Präventionsprojekt Dunkelfeld
 Universitätsmedizin Leipzig

FAQ

Häufig gestellte Fragen:

Warum richtet sich das Projekt ausschließlich an Menschen, die keinen Kontakt zur Justiz haben dürfen?

Das Präventionsprojekt Dunkelfeld richtet sich an Menschen, die aus eigenem Antrieb eine Therapie in Anspruch nehmen möchten. Wenn bereits Justizkontakt besteht, verwischen die Grenzen zwischen Eigen- und Fremdmotivation. Zudem ist die primäre Prävention der Leitgedanke des Projektes.

Werden die Fahrtkosten von der Krankenkasse übernommen?

Die Fahrtkosten können in bestimmten Fällen von der Krankenkasse übernommen werden.

Können Sie mir eine Diagnose für das Familiengericht ausstellen?

Leider können wir keine Diagnosen oder Bestätigungen für Familiengerichte ausstellen.

Wie lange dauert es, bis die Therapie beginnt?
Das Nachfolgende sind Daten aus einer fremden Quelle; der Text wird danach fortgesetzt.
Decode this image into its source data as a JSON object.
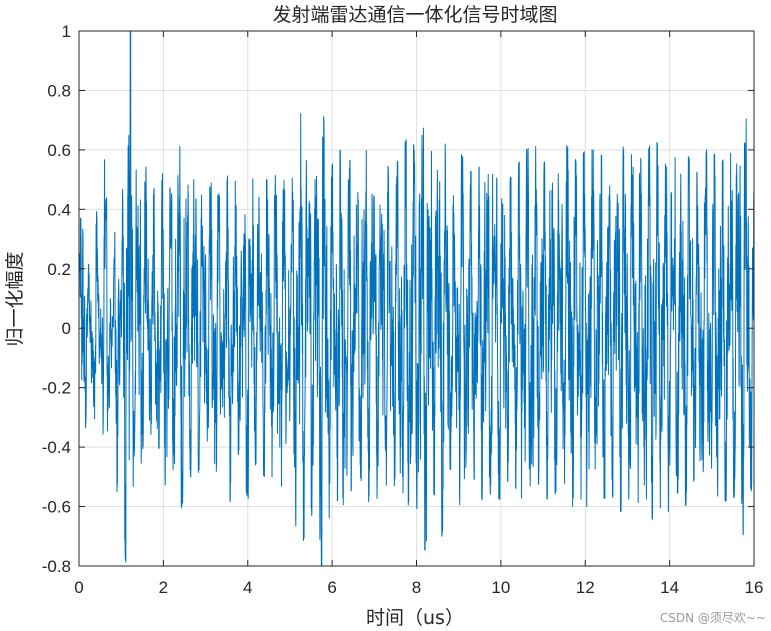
{
  "chart_data": {
    "type": "line",
    "title": "发射端雷达通信一体化信号时域图",
    "xlabel": "时间（us）",
    "ylabel": "归一化幅度",
    "xlim": [
      0,
      16
    ],
    "ylim": [
      -0.8,
      1
    ],
    "xticks": [
      0,
      2,
      4,
      6,
      8,
      10,
      12,
      14,
      16
    ],
    "yticks": [
      -0.8,
      -0.6,
      -0.4,
      -0.2,
      0,
      0.2,
      0.4,
      0.6,
      0.8,
      1
    ],
    "xtick_labels": [
      "0",
      "2",
      "4",
      "6",
      "8",
      "10",
      "12",
      "14",
      "16"
    ],
    "ytick_labels": [
      "-0.8",
      "-0.6",
      "-0.4",
      "-0.2",
      "0",
      "0.2",
      "0.4",
      "0.6",
      "0.8",
      "1"
    ],
    "grid": true,
    "box": true,
    "series": [
      {
        "color": "#0072BD",
        "description_samples": {
          "x": [
            0,
            0.1,
            0.2,
            0.3,
            0.4,
            0.5,
            0.6,
            0.7,
            0.8,
            0.9,
            1.0,
            1.1,
            1.2,
            1.3,
            1.4,
            1.5,
            1.6,
            1.7,
            1.8,
            1.9,
            2.0,
            2.2,
            2.4,
            2.6,
            2.8,
            3.0,
            3.2,
            3.4,
            3.6,
            3.8,
            4.0,
            4.2,
            4.4,
            4.6,
            4.8,
            5.0,
            5.2,
            5.4,
            5.6,
            5.8,
            6.0,
            6.2,
            6.4,
            6.6,
            6.8,
            7.0,
            7.2,
            7.4,
            7.6,
            7.8,
            8.0,
            8.2,
            8.4,
            8.6,
            8.8,
            9.0,
            9.2,
            9.4,
            9.6,
            9.8,
            10.0,
            10.2,
            10.4,
            10.6,
            10.8,
            11.0,
            11.2,
            11.4,
            11.6,
            11.8,
            12.0,
            12.2,
            12.4,
            12.6,
            12.8,
            13.0,
            13.2,
            13.4,
            13.6,
            13.8,
            14.0,
            14.2,
            14.4,
            14.6,
            14.8,
            15.0,
            15.2,
            15.4,
            15.6,
            15.8,
            16.0
          ],
          "y": [
            0.3,
            0.5,
            -0.2,
            0.25,
            -0.45,
            0.1,
            -0.58,
            0.35,
            -0.1,
            0.55,
            -0.3,
            0.78,
            1.0,
            -0.45,
            0.6,
            -0.5,
            0.55,
            -0.35,
            0.5,
            -0.4,
            0.55,
            -0.45,
            0.62,
            -0.5,
            0.5,
            -0.4,
            0.55,
            -0.38,
            0.6,
            -0.4,
            0.58,
            -0.45,
            0.5,
            -0.5,
            0.55,
            -0.4,
            0.78,
            -0.67,
            0.6,
            -0.8,
            0.55,
            -0.6,
            0.58,
            -0.45,
            0.6,
            -0.55,
            0.62,
            -0.5,
            0.58,
            -0.65,
            0.6,
            -0.75,
            0.55,
            -0.7,
            0.5,
            -0.6,
            0.55,
            -0.5,
            0.6,
            -0.55,
            0.58,
            -0.5,
            0.55,
            -0.6,
            0.62,
            -0.55,
            0.6,
            -0.5,
            0.65,
            -0.55,
            0.6,
            -0.6,
            0.58,
            -0.55,
            0.62,
            -0.6,
            0.6,
            -0.55,
            0.65,
            -0.6,
            0.62,
            -0.55,
            0.6,
            -0.5,
            0.6,
            -0.6,
            0.55,
            -0.6,
            0.55,
            -0.75,
            0.45
          ]
        }
      }
    ],
    "watermark": "CSDN @须尽欢~~"
  }
}
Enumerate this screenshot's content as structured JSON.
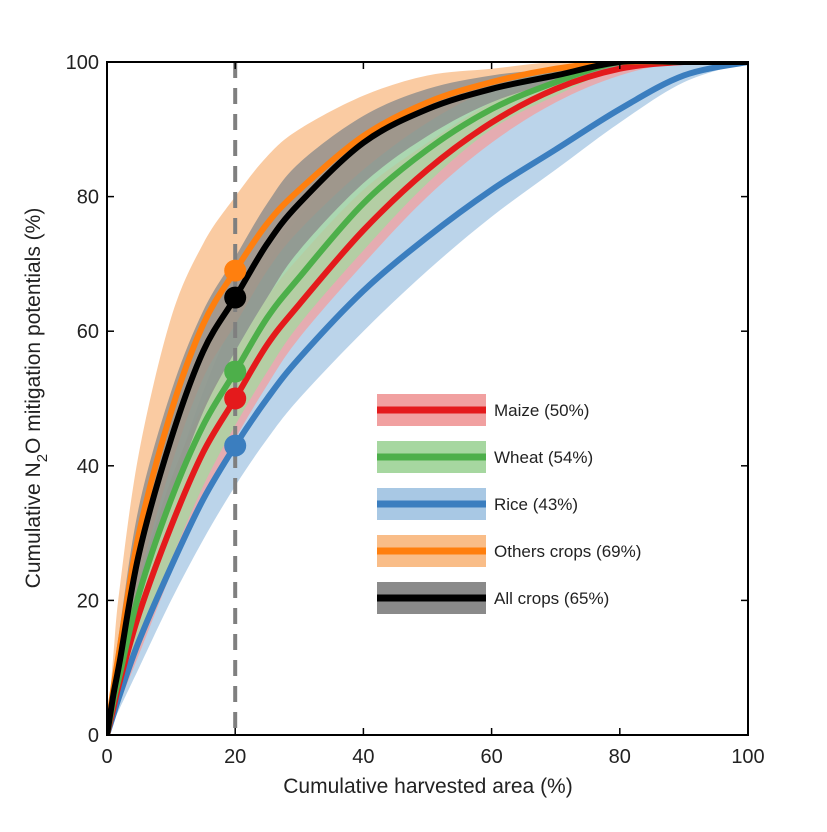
{
  "chart_data": {
    "type": "line",
    "xlabel": "Cumulative harvested area  (%)",
    "ylabel_pre": "Cumulative N",
    "ylabel_sub": "2",
    "ylabel_post": "O mitigation potentials  (%)",
    "xlim": [
      0,
      100
    ],
    "ylim": [
      0,
      100
    ],
    "x_ticks": [
      0,
      20,
      40,
      60,
      80,
      100
    ],
    "y_ticks": [
      0,
      20,
      40,
      60,
      80,
      100
    ],
    "reference_x": 20,
    "legend_position": "lower-right",
    "x": [
      0,
      1,
      2,
      5,
      10,
      15,
      20,
      25,
      30,
      40,
      50,
      60,
      70,
      80,
      90,
      100
    ],
    "series": [
      {
        "name": "Rice (43%)",
        "line_color": "#3b7ebf",
        "band_color": "#a8c8e4",
        "marker_y": 43,
        "y": [
          0,
          3,
          6,
          14,
          25,
          35,
          43,
          50,
          56,
          66,
          74,
          81,
          87,
          93,
          98,
          100
        ],
        "lower": [
          0,
          2,
          4,
          10,
          20,
          29,
          37,
          44,
          50,
          60,
          69,
          77,
          84,
          91,
          97,
          100
        ],
        "upper": [
          0,
          5,
          10,
          22,
          37,
          51,
          62,
          70,
          77,
          87,
          93,
          96,
          98,
          99,
          100,
          100
        ]
      },
      {
        "name": "Maize (50%)",
        "line_color": "#e41a1c",
        "band_color": "#f1a0a0",
        "marker_y": 50,
        "y": [
          0,
          4,
          8,
          18,
          31,
          42,
          50,
          58,
          64,
          75,
          84,
          91,
          96,
          99,
          100,
          100
        ],
        "lower": [
          0,
          3,
          5,
          12,
          24,
          35,
          44,
          52,
          59,
          70,
          80,
          88,
          94,
          98,
          100,
          100
        ],
        "upper": [
          0,
          6,
          11,
          23,
          38,
          49,
          57,
          65,
          71,
          81,
          88,
          94,
          98,
          100,
          100,
          100
        ]
      },
      {
        "name": "Wheat (54%)",
        "line_color": "#4daf4a",
        "band_color": "#a6d7a0",
        "marker_y": 54,
        "y": [
          0,
          5,
          9,
          21,
          35,
          46,
          54,
          62,
          68,
          79,
          87,
          93,
          97,
          100,
          100,
          100
        ],
        "lower": [
          0,
          3,
          6,
          14,
          26,
          37,
          46,
          54,
          61,
          72,
          82,
          90,
          95,
          99,
          100,
          100
        ],
        "upper": [
          0,
          8,
          14,
          30,
          46,
          57,
          65,
          72,
          78,
          88,
          94,
          97,
          99,
          100,
          100,
          100
        ]
      },
      {
        "name": "Others crops (69%)",
        "line_color": "#ff7f0e",
        "band_color": "#f9bd88",
        "marker_y": 69,
        "y": [
          0,
          7,
          13,
          30,
          48,
          61,
          69,
          76,
          81,
          89,
          94,
          97,
          99,
          100,
          100,
          100
        ],
        "lower": [
          0,
          5,
          10,
          23,
          40,
          53,
          61,
          69,
          75,
          84,
          91,
          96,
          99,
          100,
          100,
          100
        ],
        "upper": [
          0,
          12,
          22,
          42,
          62,
          73,
          80,
          86,
          90,
          95,
          98,
          99,
          100,
          100,
          100,
          100
        ]
      },
      {
        "name": "All crops (65%)",
        "line_color": "#000000",
        "band_color": "#8a8a8a",
        "marker_y": 65,
        "y": [
          0,
          6,
          11,
          27,
          44,
          57,
          65,
          73,
          79,
          88,
          93,
          96,
          98,
          100,
          100,
          100
        ],
        "lower": [
          0,
          4,
          8,
          20,
          35,
          48,
          57,
          65,
          72,
          82,
          89,
          94,
          97,
          99,
          100,
          100
        ],
        "upper": [
          0,
          9,
          16,
          34,
          51,
          63,
          71,
          79,
          85,
          92,
          96,
          98,
          99,
          100,
          100,
          100
        ]
      }
    ],
    "legend_order": [
      1,
      2,
      0,
      3,
      4
    ]
  }
}
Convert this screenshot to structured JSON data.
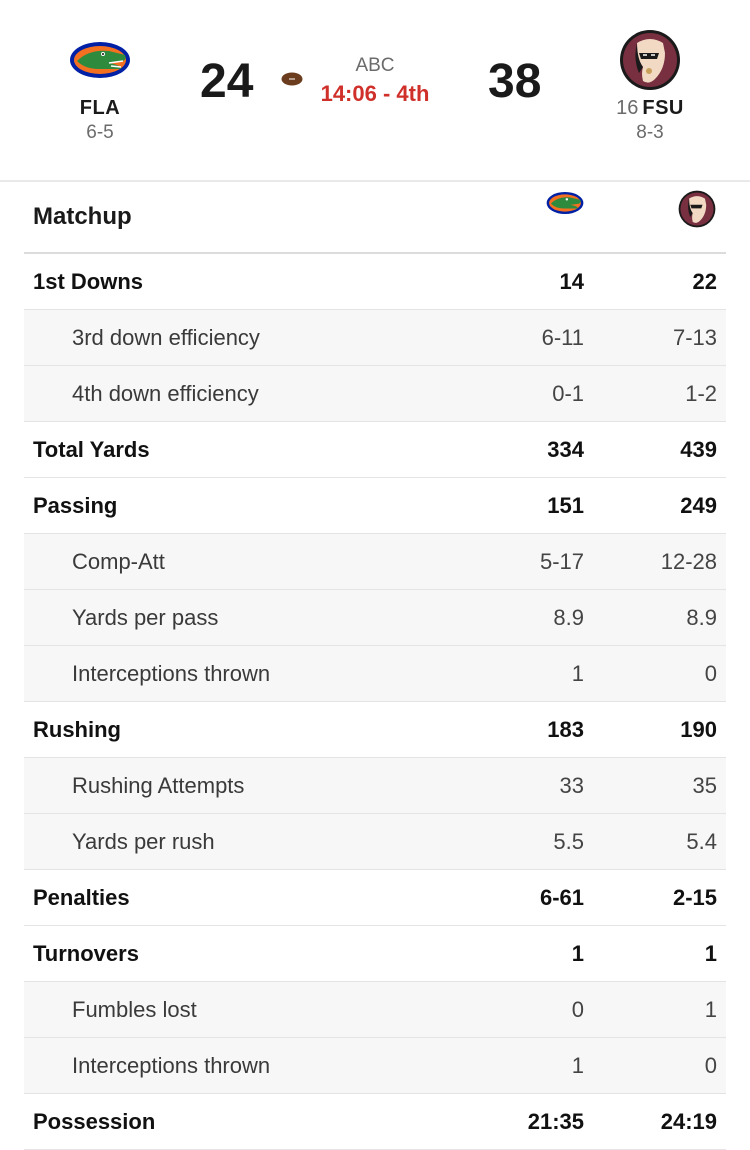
{
  "game": {
    "away": {
      "abbr": "FLA",
      "rank": "",
      "record": "6-5",
      "score": "24",
      "logo": "gator-logo"
    },
    "home": {
      "abbr": "FSU",
      "rank": "16",
      "record": "8-3",
      "score": "38",
      "logo": "seminole-logo"
    },
    "network": "ABC",
    "clock": "14:06 - 4th",
    "possession": "away",
    "colors": {
      "clock": "#d0302a",
      "fla_orange": "#f37021",
      "fla_blue": "#0021a5",
      "fsu_garnet": "#782f40"
    }
  },
  "matchup": {
    "title": "Matchup",
    "rows": [
      {
        "label": "1st Downs",
        "away": "14",
        "home": "22",
        "type": "main"
      },
      {
        "label": "3rd down efficiency",
        "away": "6-11",
        "home": "7-13",
        "type": "sub"
      },
      {
        "label": "4th down efficiency",
        "away": "0-1",
        "home": "1-2",
        "type": "sub"
      },
      {
        "label": "Total Yards",
        "away": "334",
        "home": "439",
        "type": "main"
      },
      {
        "label": "Passing",
        "away": "151",
        "home": "249",
        "type": "main"
      },
      {
        "label": "Comp-Att",
        "away": "5-17",
        "home": "12-28",
        "type": "sub"
      },
      {
        "label": "Yards per pass",
        "away": "8.9",
        "home": "8.9",
        "type": "sub"
      },
      {
        "label": "Interceptions thrown",
        "away": "1",
        "home": "0",
        "type": "sub"
      },
      {
        "label": "Rushing",
        "away": "183",
        "home": "190",
        "type": "main"
      },
      {
        "label": "Rushing Attempts",
        "away": "33",
        "home": "35",
        "type": "sub"
      },
      {
        "label": "Yards per rush",
        "away": "5.5",
        "home": "5.4",
        "type": "sub"
      },
      {
        "label": "Penalties",
        "away": "6-61",
        "home": "2-15",
        "type": "main"
      },
      {
        "label": "Turnovers",
        "away": "1",
        "home": "1",
        "type": "main"
      },
      {
        "label": "Fumbles lost",
        "away": "0",
        "home": "1",
        "type": "sub"
      },
      {
        "label": "Interceptions thrown",
        "away": "1",
        "home": "0",
        "type": "sub"
      },
      {
        "label": "Possession",
        "away": "21:35",
        "home": "24:19",
        "type": "main"
      }
    ]
  }
}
Die maximale Dauer vom Erstgespräch bis zum Therapiestart beträgt etwa 4 Monate. Aus diesem Grund bieten wir die so genannte Psychoedukationsgruppe an, die zum einen diese Wartezeit zu überbrücken helfen und erste Therapieinhalte vermitteln soll. Die Psychoedukationsgruppe findet bis zum Therapiestart einmal wöchentlich statt und bietet neben ersten Informationen auch die Möglichkeit, Fragen zu stellen.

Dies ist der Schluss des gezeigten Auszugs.